Electromagnetic waves are radiated from cables of electric appliances and electronic appliances, and ambient electromagnetic waves intrude into cables, so that noises enter signals. To prevent the radiation and intrusion of electromagnetic waves to and from cables, cables are conventionally shielded with metal nets or foils. For example, JP 11-185542 A discloses a cable having a thin magnetic shield film, which comprises an insulating tape wound around pluralities of signal-transmitting cables, a laminate tape of a high-conductivity metal foil (copper foil, etc.) and a thin film of a high-permeability material (permalloy, etc.) wound around the insulating tape, and an insulator wound around the laminate tape. However, it fails to achieve complete shielding for high-frequency noises. Accordingly, it is proposed to prevent the radiation and intrusion of electromagnetic waves by absorption instead of shielding.
JP 2005-259385 A discloses a communications cable comprising pluralities of first pair-conductor cables each comprising two metal wires electrically insulated with a rubber sheath, a first sheath covering the first pair-conductor cables, pluralities of second pair-conductor cables each comprising two metal wires electrically insulated with a rubber sheath, a second sheath covering the second pair-conductor cables, a metal net outside the second sheath, and an insulator layer. Each of the first and second sheaths has a two-layer structure comprising a magnetic layer and a conductor layer. The magnetic layer is formed by, for example, a sheet comprising fine amorphous alloy particles bonded by a binder, and the conductor layer is formed by, for example, a sheet comprising fine silver particles bonded by a binder. However, because the sheath having a two-layer structure comprising a magnetic layer and a conductor layer is used in this communications cable, the cable is inevitably thick and expensive.

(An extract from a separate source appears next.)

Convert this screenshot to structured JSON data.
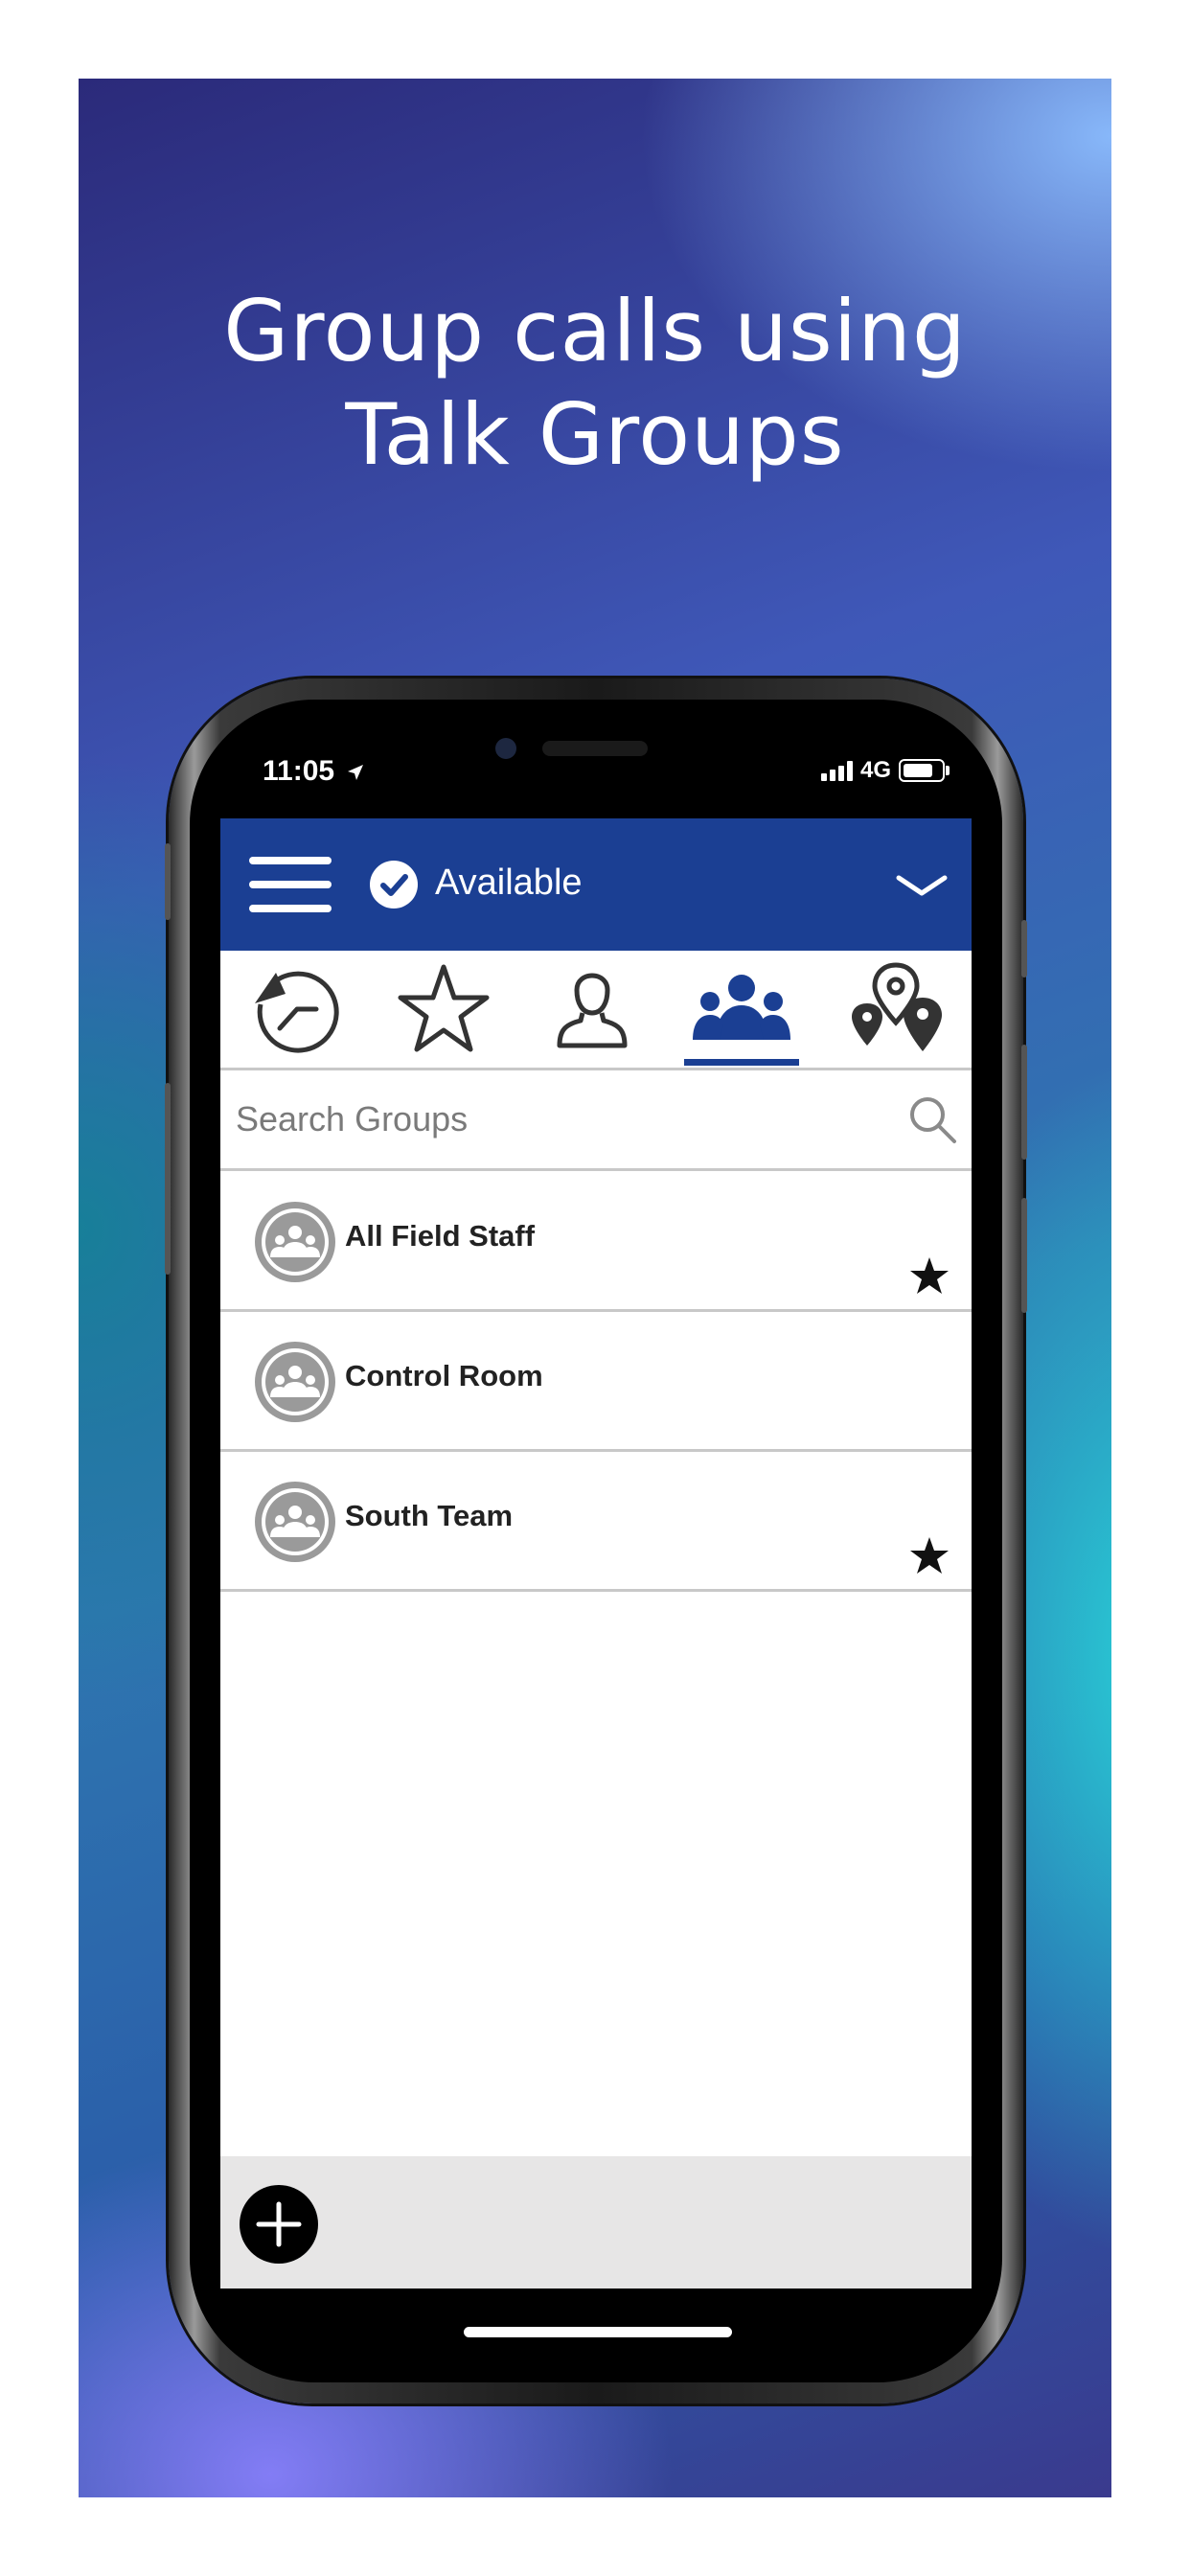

JP 2009-71266 A discloses a communications cable having a structure comprising a signal-conducting wire or power-conducting wire covered with an insulating layer, an electromagnetic-wave-absorbing/shielding film comprising an electromagnetic-wave-shielding layer and an electromagnetic-wave-absorbing layer being wound around the cable in the insulating layer. An exemplified electromagnetic-wave-shielding layer is an electromagnetic-wave-shielding film as thick as 17-70 μm, which is constituted by a polymer film laminated with an aluminum or copper foil or vapor-deposited with Al or Cu. An exemplified electromagnetic-wave-absorbing layer is an electromagnetic-wave-absorbing film as thick as 10-100 μm, which is coated with a paint containing metal flake and/or electromagnetic-wave-absorbing Fe—Si alloy powder, Fe—Si—Cr alloy powder, amorphous metal powder, etc. However, because the electromagnetic-wave-absorbing/shielding film has a two-layer structure comprising the electromagnetic-wave-shielding layer and the electromagnetic-wave-absorbing layer both relatively thick, the communications cable is inevitably thick and expensive.

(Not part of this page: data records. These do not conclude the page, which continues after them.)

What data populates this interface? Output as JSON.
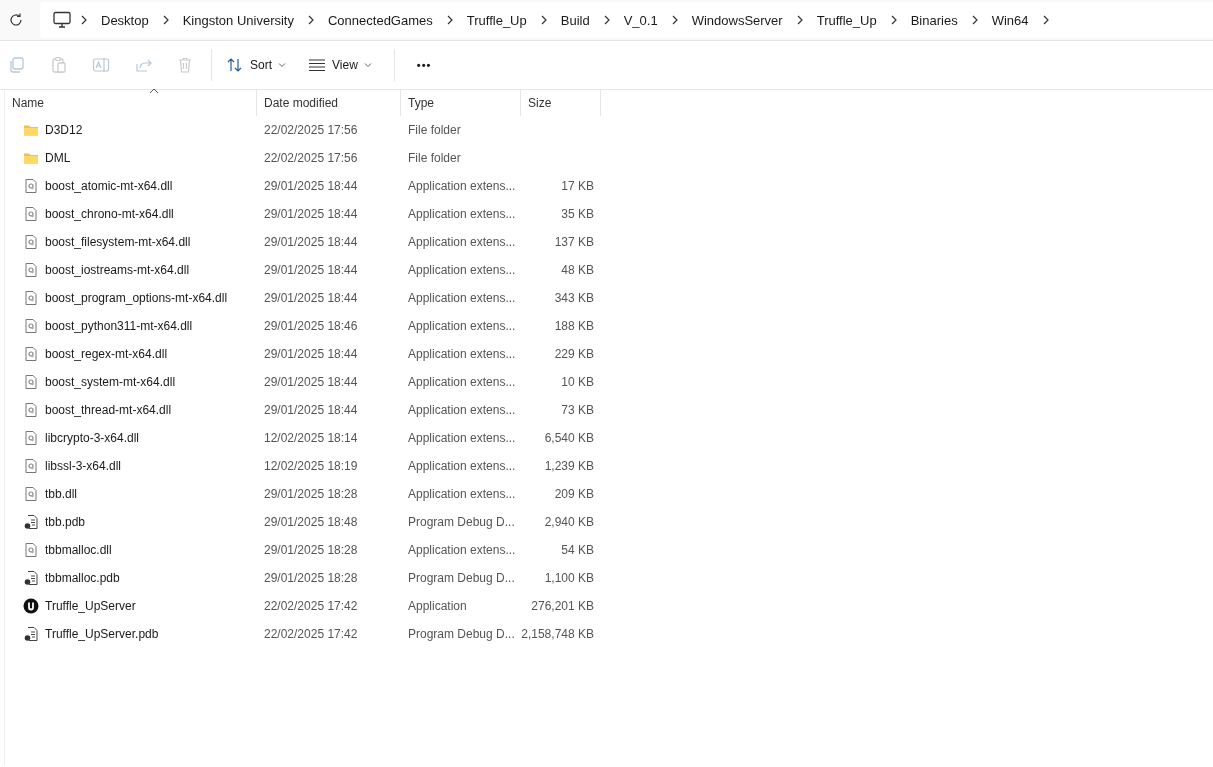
{
  "breadcrumb": [
    "Desktop",
    "Kingston University",
    "ConnectedGames",
    "Truffle_Up",
    "Build",
    "V_0.1",
    "WindowsServer",
    "Truffle_Up",
    "Binaries",
    "Win64"
  ],
  "toolbar": {
    "sort": "Sort",
    "view": "View",
    "more": "•••"
  },
  "columns": [
    "Name",
    "Date modified",
    "Type",
    "Size"
  ],
  "files": [
    {
      "kind": "folder",
      "name": "D3D12",
      "date": "22/02/2025 17:56",
      "type": "File folder"
    },
    {
      "kind": "folder",
      "name": "DML",
      "date": "22/02/2025 17:56",
      "type": "File folder"
    },
    {
      "kind": "dll",
      "name": "boost_atomic-mt-x64.dll",
      "date": "29/01/2025 18:44",
      "type": "Application extens...",
      "size": "17 KB"
    },
    {
      "kind": "dll",
      "name": "boost_chrono-mt-x64.dll",
      "date": "29/01/2025 18:44",
      "type": "Application extens...",
      "size": "35 KB"
    },
    {
      "kind": "dll",
      "name": "boost_filesystem-mt-x64.dll",
      "date": "29/01/2025 18:44",
      "type": "Application extens...",
      "size": "137 KB"
    },
    {
      "kind": "dll",
      "name": "boost_iostreams-mt-x64.dll",
      "date": "29/01/2025 18:44",
      "type": "Application extens...",
      "size": "48 KB"
    },
    {
      "kind": "dll",
      "name": "boost_program_options-mt-x64.dll",
      "date": "29/01/2025 18:44",
      "type": "Application extens...",
      "size": "343 KB"
    },
    {
      "kind": "dll",
      "name": "boost_python311-mt-x64.dll",
      "date": "29/01/2025 18:46",
      "type": "Application extens...",
      "size": "188 KB"
    },
    {
      "kind": "dll",
      "name": "boost_regex-mt-x64.dll",
      "date": "29/01/2025 18:44",
      "type": "Application extens...",
      "size": "229 KB"
    },
    {
      "kind": "dll",
      "name": "boost_system-mt-x64.dll",
      "date": "29/01/2025 18:44",
      "type": "Application extens...",
      "size": "10 KB"
    },
    {
      "kind": "dll",
      "name": "boost_thread-mt-x64.dll",
      "date": "29/01/2025 18:44",
      "type": "Application extens...",
      "size": "73 KB"
    },
    {
      "kind": "dll",
      "name": "libcrypto-3-x64.dll",
      "date": "12/02/2025 18:14",
      "type": "Application extens...",
      "size": "6,540 KB"
    },
    {
      "kind": "dll",
      "name": "libssl-3-x64.dll",
      "date": "12/02/2025 18:19",
      "type": "Application extens...",
      "size": "1,239 KB"
    },
    {
      "kind": "dll",
      "name": "tbb.dll",
      "date": "29/01/2025 18:28",
      "type": "Application extens...",
      "size": "209 KB"
    },
    {
      "kind": "pdb",
      "name": "tbb.pdb",
      "date": "29/01/2025 18:48",
      "type": "Program Debug D...",
      "size": "2,940 KB"
    },
    {
      "kind": "dll",
      "name": "tbbmalloc.dll",
      "date": "29/01/2025 18:28",
      "type": "Application extens...",
      "size": "54 KB"
    },
    {
      "kind": "pdb",
      "name": "tbbmalloc.pdb",
      "date": "29/01/2025 18:28",
      "type": "Program Debug D...",
      "size": "1,100 KB"
    },
    {
      "kind": "app",
      "name": "Truffle_UpServer",
      "date": "22/02/2025 17:42",
      "type": "Application",
      "size": "276,201 KB"
    },
    {
      "kind": "pdb",
      "name": "Truffle_UpServer.pdb",
      "date": "22/02/2025 17:42",
      "type": "Program Debug D...",
      "size": "2,158,748 KB"
    }
  ]
}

Because the cables are likely arranged in electric appliances and electronic appliances having complicated structures, they are preferably as thin as possible. However, with a structure having both electromagnetic-wave-shielding layer and electromagnetic-wave-absorbing layer as in the above conventional technology, it is difficult to make the cable thinner. In addition, the two-layer structure of an electromagnetic-wave-shielding layer and an electromagnetic-wave-absorbing layer makes the cable expensive.